Féminismes : les origines et les différentes vagues d’une lutte en évolution

Vous pensiez tout savoir du féminisme ? Le mot est omniprésent aujourd’hui, mais il est important, d’abord, de rappeler qu’il n’y a pas un, mais des féminismes.

Ce mouvement est traversé par différents points de vue concernant les causes et les moyens de lutter contre les inégalités.

En dépit de certains désaccords, la définition de l’historienne Florence Rochefort dans Histoire Mondiale des Féminismes (éditions PUF) souligne ce qui fédère les divers courants : « On peut définir les féminismes comme des combats en faveur des droits des femmes et de leurs libertés de penser et d’agir ».

En effet, tous les courants se réclament de la lutte pour l’égalité entre les hommes et les femmes, l’émancipation de ces dernières, et l’acquisition de leurs libertés fondamentales.

Un héritage inégalitaire tenace

C’est d’ailleurs par la lutte pour l’égalité politique et citoyenne que s’ouvre ce qu’on a appelé la première vague féministe.

Le mot « féministe » est apparu pour la première fois sous la plume d’Alexandre Dumas fils, dans un pamphlet en 1872.

L’écrivain emprunte ce terme médical qui désignait des hommes efféminés ou peu virils, pour parler de manière péjorative des partisans de l’égalité. « Féministe » est encore parfois utilisé comme un gros mot, définitivement toujours perçu comme « radical », comme le déplore Sophie Barre, militante féministe et membre de la coordination nationale du collectif NousToutes, mais il est désormais de plus en plus revendiqué.

En 1882, Hubertine Auclert devient la première à se qualifier comme telle.
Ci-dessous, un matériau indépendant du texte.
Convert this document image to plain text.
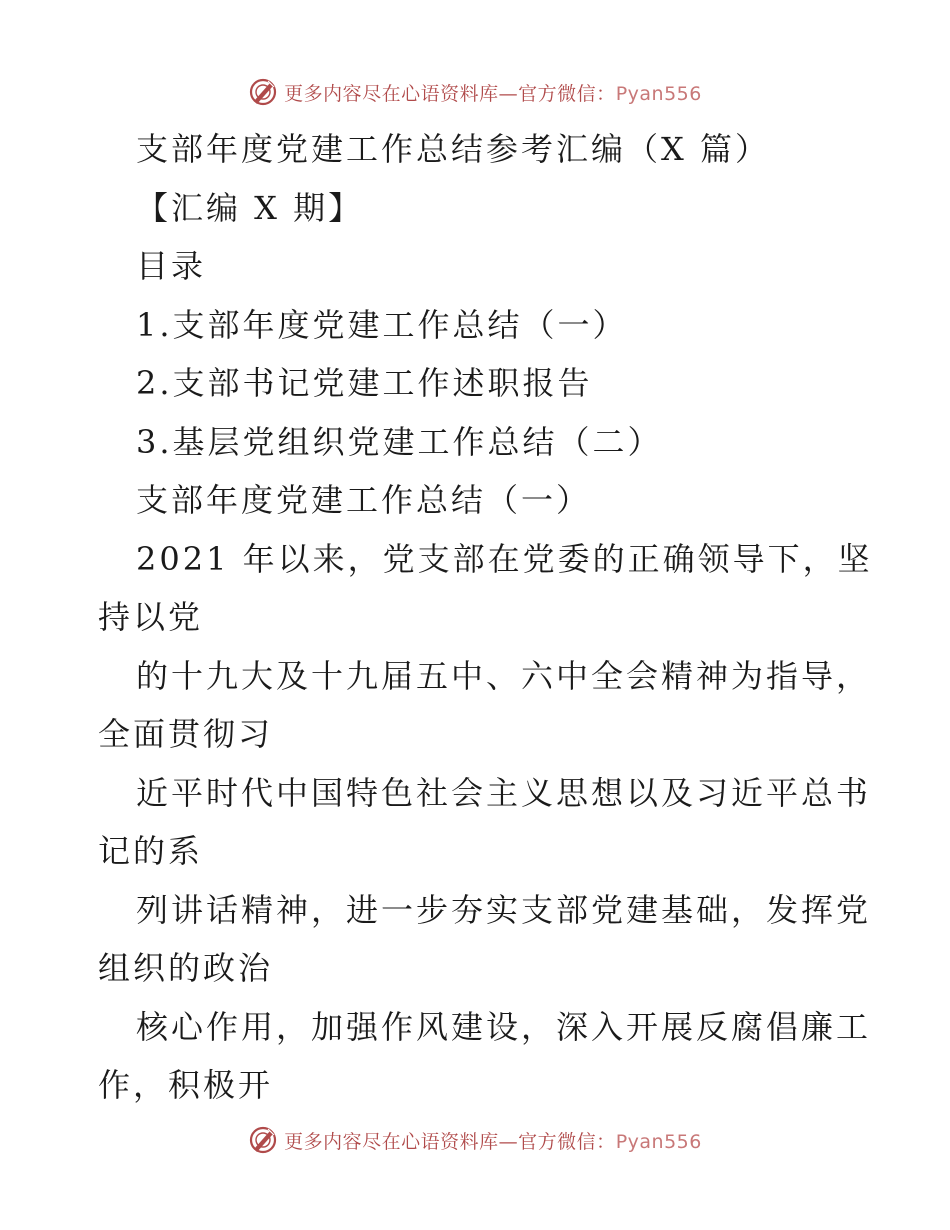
更多内容尽在心语资料库—官方微信：Pyan556
支部年度党建工作总结参考汇编（X 篇）
【汇编 X 期】
目录
1.支部年度党建工作总结（一）
2.支部书记党建工作述职报告
3.基层党组织党建工作总结（二）
支部年度党建工作总结（一）
2021 年以来，党支部在党委的正确领导下，坚
持以党
的十九大及十九届五中、六中全会精神为指导，
全面贯彻习
近平时代中国特色社会主义思想以及习近平总书
记的系
列讲话精神，进一步夯实支部党建基础，发挥党
组织的政治
核心作用，加强作风建设，深入开展反腐倡廉工
作，积极开
更多内容尽在心语资料库—官方微信：Pyan556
Elle est une pionnière du suffragisme en France, mouvement de revendication du droit de vote pour les femmes, qui sera finalement accordé en 1944 aux Françaises métropolitaines uniquement.

À cette époque, la pensée féministe est libérale : elle revendique l’égalité politique et citoyenne, permettant aux femmes de pouvoir participer pleinement à la société dans une stricte égalité avec les hommes. Ce courant croit en la possibilité de réformer le système existant.
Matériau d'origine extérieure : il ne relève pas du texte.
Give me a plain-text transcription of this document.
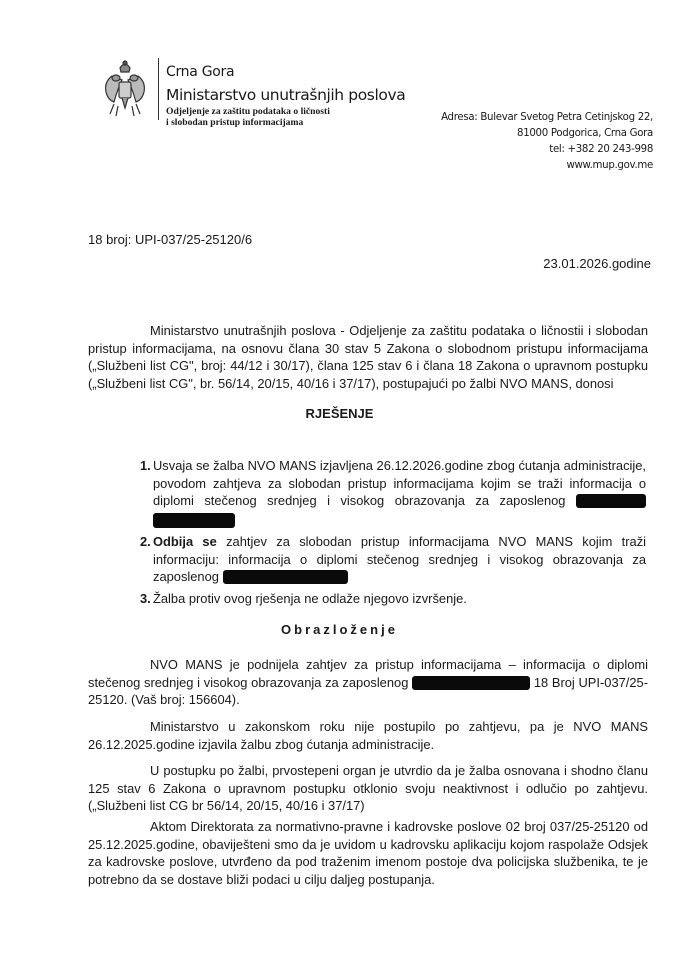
Crna Gora
Ministarstvo unutrašnjih poslova
Odjeljenje za zaštitu podataka o ličnosti
i slobodan pristup informacijama	Adresa: Bulevar Svetog Petra Cetinjskog 22,
81000 Podgorica, Crna Gora
tel: +382 20 243-998
www.mup.gov.me
18 broj: UPI-037/25-25120/6
23.01.2026.godine
Ministarstvo unutrašnjih poslova - Odjeljenje za zaštitu podataka o ličnostii i slobodan pristup informacijama, na osnovu člana 30 stav 5 Zakona o slobodnom pristupu informacijama („Službeni list CG", broj: 44/12 i 30/17), člana 125 stav 6 i člana 18 Zakona o upravnom postupku („Službeni list CG", br. 56/14, 20/15, 40/16 i 37/17), postupajući po žalbi NVO MANS, donosi
RJEŠENJE
1. Usvaja se žalba NVO MANS izjavljena 26.12.2026.godine zbog ćutanja administracije, povodom zahtjeva za slobodan pristup informacijama kojim se traži informacija o diplomi stečenog srednjeg i visokog obrazovanja za zaposlenog
2. Odbija se zahtjev za slobodan pristup informacijama NVO MANS kojim traži informaciju: informacija o diplomi stečenog srednjeg i visokog obrazovanja za zaposlenog
3. Žalba protiv ovog rješenja ne odlaže njegovo izvršenje.
Obrazloženje
NVO MANS je podnijela zahtjev za pristup informacijama – informacija o diplomi stečenog srednjeg i visokog obrazovanja za zaposlenog	18 Broj UPI-037/25-25120. (Vaš broj: 156604).
Ministarstvo u zakonskom roku nije postupilo po zahtjevu, pa je NVO MANS 26.12.2025.godine izjavila žalbu zbog ćutanja administracije.
U postupku po žalbi, prvostepeni organ je utvrdio da je žalba osnovana i shodno članu 125 stav 6 Zakona o upravnom postupku otklonio svoju neaktivnost i odlučio po zahtjevu. („Službeni list CG br 56/14, 20/15, 40/16 i 37/17)
Aktom Direktorata za normativno-pravne i kadrovske poslove 02 broj 037/25-25120 od 25.12.2025.godine, obaviješteni smo da je uvidom u kadrovsku aplikaciju kojom raspolaže Odsjek za kadrovske poslove, utvrđeno da pod traženim imenom postoje dva policijska službenika, te je potrebno da se dostave bliži podaci u cilju daljeg postupanja.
La deuxième vague : la lutte contre le patriarcat et pour les libertés

Au cours de la seconde moitié du XXème siècle, les revendications féministes se cristallisent autour de la libre disposition du corps des femmes et la libération de celles-ci de leur assignation domestique et maternelle. C’est ce qu’on appelle la deuxième vague féministe, insufflée entre autres, par l’essai de Simone de Beauvoir, Le Deuxième Sexe, publié en 1949.
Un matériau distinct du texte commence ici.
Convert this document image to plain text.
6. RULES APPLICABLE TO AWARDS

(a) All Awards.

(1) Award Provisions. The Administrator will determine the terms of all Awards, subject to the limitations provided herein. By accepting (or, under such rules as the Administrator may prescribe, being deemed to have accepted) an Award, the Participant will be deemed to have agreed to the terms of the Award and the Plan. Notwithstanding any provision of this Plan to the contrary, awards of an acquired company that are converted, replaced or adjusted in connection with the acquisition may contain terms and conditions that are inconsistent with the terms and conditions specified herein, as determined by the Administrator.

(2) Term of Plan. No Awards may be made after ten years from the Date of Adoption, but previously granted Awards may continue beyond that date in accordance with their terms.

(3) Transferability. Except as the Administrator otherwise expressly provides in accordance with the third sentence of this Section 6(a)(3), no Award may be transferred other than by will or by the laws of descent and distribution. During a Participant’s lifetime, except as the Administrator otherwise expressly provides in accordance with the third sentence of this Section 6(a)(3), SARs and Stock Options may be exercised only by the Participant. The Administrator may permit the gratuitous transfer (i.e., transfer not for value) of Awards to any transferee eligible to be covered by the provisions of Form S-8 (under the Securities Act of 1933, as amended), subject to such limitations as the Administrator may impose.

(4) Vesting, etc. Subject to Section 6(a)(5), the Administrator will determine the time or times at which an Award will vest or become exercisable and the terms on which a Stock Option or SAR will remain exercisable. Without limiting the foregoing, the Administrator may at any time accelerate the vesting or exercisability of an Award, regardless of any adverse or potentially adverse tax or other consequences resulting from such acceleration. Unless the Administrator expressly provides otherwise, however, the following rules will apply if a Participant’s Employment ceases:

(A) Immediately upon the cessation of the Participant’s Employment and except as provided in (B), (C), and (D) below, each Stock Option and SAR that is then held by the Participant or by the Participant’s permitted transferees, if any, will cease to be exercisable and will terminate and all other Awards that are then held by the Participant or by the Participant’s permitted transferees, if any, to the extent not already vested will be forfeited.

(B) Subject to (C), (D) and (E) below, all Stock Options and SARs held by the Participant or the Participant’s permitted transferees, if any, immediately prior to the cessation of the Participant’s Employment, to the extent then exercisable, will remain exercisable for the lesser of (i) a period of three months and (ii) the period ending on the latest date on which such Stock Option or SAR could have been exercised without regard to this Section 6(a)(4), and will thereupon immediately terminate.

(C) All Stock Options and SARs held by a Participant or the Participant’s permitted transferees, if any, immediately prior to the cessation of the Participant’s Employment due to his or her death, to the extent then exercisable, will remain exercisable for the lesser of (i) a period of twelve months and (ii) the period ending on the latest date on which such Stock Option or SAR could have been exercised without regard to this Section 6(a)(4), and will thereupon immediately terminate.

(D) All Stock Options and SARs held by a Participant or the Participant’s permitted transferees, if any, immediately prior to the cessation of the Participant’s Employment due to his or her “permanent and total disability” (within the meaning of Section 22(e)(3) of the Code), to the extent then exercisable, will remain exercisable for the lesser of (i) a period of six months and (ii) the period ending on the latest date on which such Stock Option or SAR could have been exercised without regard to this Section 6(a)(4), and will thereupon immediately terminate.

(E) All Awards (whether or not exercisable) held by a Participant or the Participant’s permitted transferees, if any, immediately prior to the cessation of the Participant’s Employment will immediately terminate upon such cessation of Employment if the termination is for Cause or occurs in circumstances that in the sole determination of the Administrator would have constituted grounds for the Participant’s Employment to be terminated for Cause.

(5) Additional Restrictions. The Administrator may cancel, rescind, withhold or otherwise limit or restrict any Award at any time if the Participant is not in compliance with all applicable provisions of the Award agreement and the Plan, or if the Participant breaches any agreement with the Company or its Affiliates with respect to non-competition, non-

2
C’est notamment la fondation du Mouvement de Libération des Femmes (MLF) en 1970 qui va faire enfler la mobilisation, grâce au rassemblement non-mixte de différentes militantes de groupes distincts.

Ses membres (dont Antoinette Fouque, Monique Wittig ou encore Christine Delphy) revendiquent la contraception libre et gratuite, en particulier le remboursement de la pilule, ainsi que le droit à l’avortement.

Le MLF devient un mouvement social incontournable des années 1970, se faisant connaître grâce à des actions spectaculaires – comme le dépôt de gerbe en hommage à la femme du soldat inconnu sous l’Arc de Triomphe le 26 août 1970 -, la publication de leur propre journal intitulé Le torchon brûle, ainsi que la parution du Manifeste des 343, historique texte rédigé par Simone de Beauvoir et  signée par de nombreuses anonymes, intellectuelles (Gisèle Halimi, Françoise Sagan…), artistes (Catherine Deneuve, Françoise Fabian, Agnès Varda…) paru dans le Nouvel Observateur en avril 1971. Ces femmes co-signataires y déclaraient avoir avorté. Elles défiaient ainsi courageusement la loi, car l’acte était encore interdit en France.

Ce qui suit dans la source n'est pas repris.